On a recent trip, she rolled her wheelchair into the building, took off her coat, grabbed her ball, and began chatting with her teammates on the high school's bowling team.
A few minutes later, Wells rolled down the ramp, stared down the lane, swung her right arm back at an angle to avoid hitting her wheelchair, and launched the ball. It was a strike.
"My biggest challenge is the swinging (of my arm) and my hand movement," Wells told the Lansing State Journal. "People think the way I bowl is really interesting. They tell me they like the way I bowl. They think it's really fun."
The 16-year-old sophomore was born with spina bifida. The bones of her spine didn't form properly around part of the spinal cord. Wells does not have feeling below her waist.
"One thing about Caitlyn, though, is that she never complains about her circumstance," said Mike Price, Wells' stepfather, who has been in her life since she was 4 years old. "She never puts it anybody's face.

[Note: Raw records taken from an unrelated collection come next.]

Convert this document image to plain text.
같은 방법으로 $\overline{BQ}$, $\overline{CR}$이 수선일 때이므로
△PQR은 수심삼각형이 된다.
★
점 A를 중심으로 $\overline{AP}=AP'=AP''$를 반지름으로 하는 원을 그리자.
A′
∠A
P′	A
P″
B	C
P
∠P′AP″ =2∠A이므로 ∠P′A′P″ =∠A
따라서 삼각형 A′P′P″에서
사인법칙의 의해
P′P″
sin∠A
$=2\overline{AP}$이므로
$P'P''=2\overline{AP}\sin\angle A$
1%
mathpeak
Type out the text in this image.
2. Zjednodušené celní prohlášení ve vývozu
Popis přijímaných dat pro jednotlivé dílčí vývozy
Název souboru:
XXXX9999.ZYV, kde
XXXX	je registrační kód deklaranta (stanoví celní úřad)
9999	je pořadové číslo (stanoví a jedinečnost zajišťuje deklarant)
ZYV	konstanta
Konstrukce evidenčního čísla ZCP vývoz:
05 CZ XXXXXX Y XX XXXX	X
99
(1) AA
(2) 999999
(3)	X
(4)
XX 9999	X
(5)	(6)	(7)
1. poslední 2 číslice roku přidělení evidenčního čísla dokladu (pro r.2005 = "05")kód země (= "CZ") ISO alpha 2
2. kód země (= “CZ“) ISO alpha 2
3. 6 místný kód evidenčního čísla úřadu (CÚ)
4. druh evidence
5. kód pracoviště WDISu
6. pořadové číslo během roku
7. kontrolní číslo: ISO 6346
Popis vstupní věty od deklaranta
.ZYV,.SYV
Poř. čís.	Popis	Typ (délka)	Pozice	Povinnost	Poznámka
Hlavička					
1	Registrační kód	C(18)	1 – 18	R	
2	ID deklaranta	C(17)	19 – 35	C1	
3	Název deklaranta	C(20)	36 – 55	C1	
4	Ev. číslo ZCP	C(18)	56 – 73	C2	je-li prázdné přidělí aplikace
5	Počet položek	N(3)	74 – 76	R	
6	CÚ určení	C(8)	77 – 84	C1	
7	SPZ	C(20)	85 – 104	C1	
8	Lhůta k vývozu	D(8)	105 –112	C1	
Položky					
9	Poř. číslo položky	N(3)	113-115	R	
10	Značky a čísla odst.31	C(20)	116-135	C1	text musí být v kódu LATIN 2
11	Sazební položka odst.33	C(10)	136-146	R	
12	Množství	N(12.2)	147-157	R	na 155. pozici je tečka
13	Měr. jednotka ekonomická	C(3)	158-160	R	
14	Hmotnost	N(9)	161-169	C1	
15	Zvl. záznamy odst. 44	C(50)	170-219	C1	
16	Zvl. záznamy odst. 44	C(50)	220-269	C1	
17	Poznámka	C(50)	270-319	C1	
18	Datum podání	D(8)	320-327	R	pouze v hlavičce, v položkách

It's a task of her life that she deals with and she deals with it well."
Wells' fondness for bowling blossomed when she began competing in a Saturday league at Royal Scot a couple of years ago.
"If I could tell one person why I like to bowl, I would tell them that I just really enjoy it," she said, "and that I like to be around my friends. It's fun."
Wells bowled a 17 when she tried out for the team. She made the cut.
"I wasn't going to let her go," said Grand Ledge coach David Lawson.
At her brother's birthday party recently, she bowled a 99.
"She does beautiful," Lawson said, "and just her attitude, the way she keeps everything up, really helps out the team."
Prior to joining the Grand Ledge bowling team, Wells said she had difficulty, at times, finding a sense of belonging.
"I had a hard time interacting with people," she said. "The feeling I get when I come to bowling, from my teammates and coaches, is that they are always happy and excited. They love to bowl. It makes me feel happy and want to do it, too."
Price said bowling "has helped her be a little more social, get out there, and experience some different things, facing challenges and adversity and having to work through them, something she might not have had to necessarily do in the past."
Hannah Belen is one of Wells' longtime friends. They used to bowl together on Saturdays. She's now a teammate, and she has noticed a shift in Wells' outlook on the sport and on life.
"She has a more positive attitude," Belen said. "She's a lot happier, she's not as frustrated, she trying harder. … She's doing really well.
"She inspires me by not giving up when other people would give up right off the bat," she said. "She inspires our team by trying her best and always making an effort."
According to Michigan High School Athletic Association representative Geoff Kimmerly, there have only been a handful of athletes who have competed with a mobility aid since 2003-04, when bowling first became an MHSAA sport.
Wells hopes that she can one day motivate student athletes in similar circumstances to go out and pursue what they love.
"I would like to inspire people to do what they want to do and just push themselves ahead to do it and enjoy it," Wells said. "I'm really motivated. I don't want to be limited, and I want to go for what I want to do."
Lawson appreciates the drive and persistence Wells shows on a day-to-day basis. And if you ask him, he'll tell you that Wells has been more than worthwhile addition to the team.
"The only (difficulty) we have with her is getting up and down the ramps," Lawson said. "Her personality is outgoing, and what I love about her is that she never says 'no' and 'I can't.'
"She does everything she can do, and what she wants to do."